The attendance at the UP rally was anywhere from dismal to pitiful. Only a few noisy speakers and entertainers, who were probably paid to be there, were visible. The few others present were spectators who happened to be in the area, and some reporters and vendors.

Observers noted that most of the speakers suffered from a credibility problem. They were college students who never experienced the martial law period first hand, and were obviously relying only on hearsay claims peddled by radical elements, and slimy politicians from the much despised Liberal Party.

From the way they spoke, their speeches were manifestly rehearsed or even memorized, and they seemed desperate for media coverage and publicity.

Obviously, the bulk of the Filipino people ignored the protest activity in UP, and the few other similar ones held elsewhere.

A symposium on martial law was scheduled at the UP Bahay ng Alumni, but it was cancelled at the last minute, probably because the organizers felt that they may have a problem getting an audience. Baka langawin ang palabas.

One speaker invited to that symposium was a member of the 1986 Constitutional Commission, the unelected body which drafted the woefully defective 1987 Constitution.

During the administration of President Rodrigo Duterte, that commissioner was known to dish out legal opinions about, among others, constitutional rights, in the few television news programs that cared to interview the commissioner.

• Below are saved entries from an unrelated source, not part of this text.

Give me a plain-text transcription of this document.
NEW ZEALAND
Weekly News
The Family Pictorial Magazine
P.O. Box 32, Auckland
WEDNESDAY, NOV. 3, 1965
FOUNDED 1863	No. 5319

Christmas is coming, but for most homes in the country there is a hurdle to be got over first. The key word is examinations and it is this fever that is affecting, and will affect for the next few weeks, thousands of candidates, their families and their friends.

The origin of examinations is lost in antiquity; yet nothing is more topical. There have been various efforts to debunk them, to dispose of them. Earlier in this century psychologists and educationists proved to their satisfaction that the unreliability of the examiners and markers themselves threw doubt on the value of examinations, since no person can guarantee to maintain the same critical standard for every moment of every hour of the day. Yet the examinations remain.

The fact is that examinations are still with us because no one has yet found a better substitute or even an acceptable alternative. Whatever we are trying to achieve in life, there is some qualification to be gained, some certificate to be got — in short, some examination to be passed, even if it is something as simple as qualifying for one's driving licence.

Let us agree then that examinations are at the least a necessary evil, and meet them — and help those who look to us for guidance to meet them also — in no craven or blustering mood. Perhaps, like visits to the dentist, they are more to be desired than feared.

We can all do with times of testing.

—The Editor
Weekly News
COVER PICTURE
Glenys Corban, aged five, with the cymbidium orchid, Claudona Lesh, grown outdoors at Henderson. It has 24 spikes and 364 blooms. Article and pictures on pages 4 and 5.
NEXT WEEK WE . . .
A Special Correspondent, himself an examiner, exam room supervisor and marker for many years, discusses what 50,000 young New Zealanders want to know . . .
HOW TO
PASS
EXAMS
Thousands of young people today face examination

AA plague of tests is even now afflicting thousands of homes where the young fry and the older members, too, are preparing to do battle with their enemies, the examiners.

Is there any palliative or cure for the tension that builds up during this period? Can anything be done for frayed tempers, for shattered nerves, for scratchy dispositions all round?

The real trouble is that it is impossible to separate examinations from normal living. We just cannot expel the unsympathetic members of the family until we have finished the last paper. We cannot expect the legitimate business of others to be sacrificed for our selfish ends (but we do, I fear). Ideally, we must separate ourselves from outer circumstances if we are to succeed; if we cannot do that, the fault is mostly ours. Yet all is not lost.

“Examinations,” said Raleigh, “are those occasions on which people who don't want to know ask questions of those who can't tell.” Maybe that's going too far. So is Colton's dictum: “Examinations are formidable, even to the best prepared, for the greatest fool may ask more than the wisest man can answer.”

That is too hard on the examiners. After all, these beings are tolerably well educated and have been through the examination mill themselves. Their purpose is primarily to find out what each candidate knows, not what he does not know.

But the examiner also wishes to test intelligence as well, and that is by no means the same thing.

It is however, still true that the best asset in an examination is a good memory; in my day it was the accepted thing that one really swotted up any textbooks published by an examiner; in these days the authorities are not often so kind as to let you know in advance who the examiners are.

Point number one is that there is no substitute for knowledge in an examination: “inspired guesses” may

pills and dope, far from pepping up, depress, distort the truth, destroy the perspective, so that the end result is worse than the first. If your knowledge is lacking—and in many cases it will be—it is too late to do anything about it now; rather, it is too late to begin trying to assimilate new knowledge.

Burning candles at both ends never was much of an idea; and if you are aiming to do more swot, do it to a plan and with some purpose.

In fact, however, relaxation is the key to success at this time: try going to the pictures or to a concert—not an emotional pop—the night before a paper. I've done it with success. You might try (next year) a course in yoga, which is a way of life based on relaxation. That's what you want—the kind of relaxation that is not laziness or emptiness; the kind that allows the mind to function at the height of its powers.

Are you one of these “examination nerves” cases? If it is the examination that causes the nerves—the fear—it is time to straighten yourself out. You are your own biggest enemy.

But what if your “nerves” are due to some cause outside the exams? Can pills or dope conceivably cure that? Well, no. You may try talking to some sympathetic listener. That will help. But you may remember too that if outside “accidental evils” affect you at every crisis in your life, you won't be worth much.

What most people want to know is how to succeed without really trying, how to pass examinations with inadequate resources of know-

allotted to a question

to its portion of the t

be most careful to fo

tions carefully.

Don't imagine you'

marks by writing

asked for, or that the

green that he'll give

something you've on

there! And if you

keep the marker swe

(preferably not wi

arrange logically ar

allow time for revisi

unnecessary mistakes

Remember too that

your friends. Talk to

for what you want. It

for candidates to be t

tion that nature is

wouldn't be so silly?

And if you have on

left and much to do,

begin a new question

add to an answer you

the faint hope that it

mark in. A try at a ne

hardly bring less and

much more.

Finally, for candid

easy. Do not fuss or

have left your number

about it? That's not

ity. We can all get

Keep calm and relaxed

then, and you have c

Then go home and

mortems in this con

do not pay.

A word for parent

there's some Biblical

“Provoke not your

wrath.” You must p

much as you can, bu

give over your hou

At the height of the ABS-CBN broadcast network’s legislative franchise controversy last year, the same commissioner insisted that the refusal of Congress to issue a new franchise to ABS-CBN is an abridgment of press freedom.

Soon thereafter, the Supreme Court released its decision in the ABS-CBN franchise case filed by the network before it.

The Court declared that under the Constitution, Congress has absolute discretion to issue or not to issue a legislative franchise, and neither the President nor the judiciary can meddle with that discretion.

More importantly, the Supreme Court ruled that the refusal of Congress to issue a new franchise to ABS-CBN is not an abridgment of press freedom.

That decision was written by Justice Estela Perlas-Bernabe, who is now retired from the judiciary. It was promulgated in August 2020.

As expected, the ABS-CBN broadcasting empire and the few anti-administration politicians supporting the network are conveniently silent about the said decision of the Supreme Court.

For the historical record, all the commissioners of the 1986 Constitutional Commission were appointed by President Corazon Aquino herself. That is the main reason why many historians call the 1987 charter the “Cory Constitution.”

The 50th anniversary of martial law was ignored by many because the communists and pinklawan have been exposed for their distorted account of martial law, and the political power they enjoyed during the regimes of Presidents Corazon Aquino and Noynoy Aquino, due mainly to that distorted account.